2 GunsThursday 15 Aug 2013
For some reason, the idea of Mark Wahlberg and Denzel Washington in a buddy movie seems a tad bizarre. Although both actors have starred in their fare share of action films, the idea of the guy from Ted working with the badass dodgy detective from Training Day just seems too weird to imagine. But, like a cheese and jam sandwich, the combination just works.
Bobby Trench (Washington) and Michael Stigman (Wahlberg) seem like your typical criminal duo who like to set fires and cut deals with Mexican drug lords. When they fail to get what they are promised, they devise a plan to hold up a local bank where a cartel boss, Papi Greco (Edward James Olmos), has $3m stashed away. In more ways than one, Trench and Stigman are not just your run-of-the-mill bank robbers.
It is at this point that I will hand out my first warning about 2 Guns – it's complicated. As well as the name-dropping of several different branches of American law-enforcement every two minutes, trying to keep track of whose side everyone is on is more than a little confusing, so much so that a diagram wouldn't have gone amiss on one or two occasions.
Although the plot is convoluted in the extreme, the ridiculousness of the backstabbing and double-crossing actually adds to the comedy and leaves you genuinely clueless as to how this caper is going to turn out.
In-fact, the absence of any real 'good-guys' in 2 Guns makes it difficult to really root for anyone to succeed at all. Obviously, the idea is that you should be behind Trench and Stig all the way, but just when you start believing in these two you get a flashback to the opening scene where the heartless pair set Mama Maybell's Diner on fire. It is hard to be on the side of two arsonists who have destroyed some poor old woman's livelihood for no good reason.
Despite Trench and Stig's less-than-favourable personality traits, Washington and Wahlberg do a stellar job and make their partnership believable.
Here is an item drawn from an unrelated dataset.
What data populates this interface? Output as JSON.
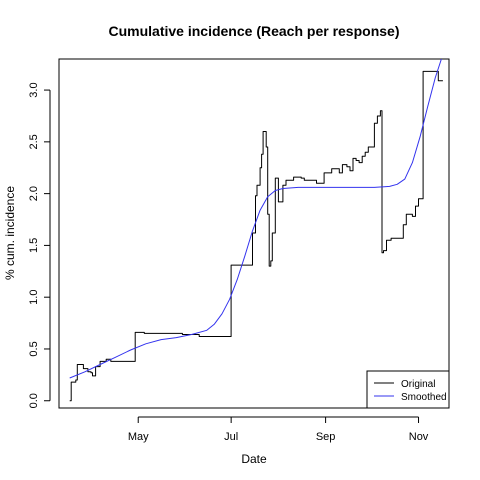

Most importantly, the pair seem to have genuinely enjoyed working with each other, which makes for some really fantastic on-screen chemistry.
Another huge asset to 2 Guns is Bill Paxton as sadistic CIA operative Earl, whose favourite way to pass the time is a kneecap-exploding game of Russian Roulette. Paxton really does wonders with his rather uninspired script. Like Washington and Wahlberg, it is his charisma that holds the film together.
Like so many other buddy films, 2 Guns falls victim to the clichés of this tired and overdone genre, but even though we've seen this set-up before, we have not always seen it done this well (Rush Hour 3, I'm looking at you).
2 Guns won't go down in history alongside genre heavyweights like Lethal Weapon and 48 Hours - it's the kind of film you've forgotten you've seen when the ad comes on TV - but despite firing a few blanks, the majority of the time it's bang on target.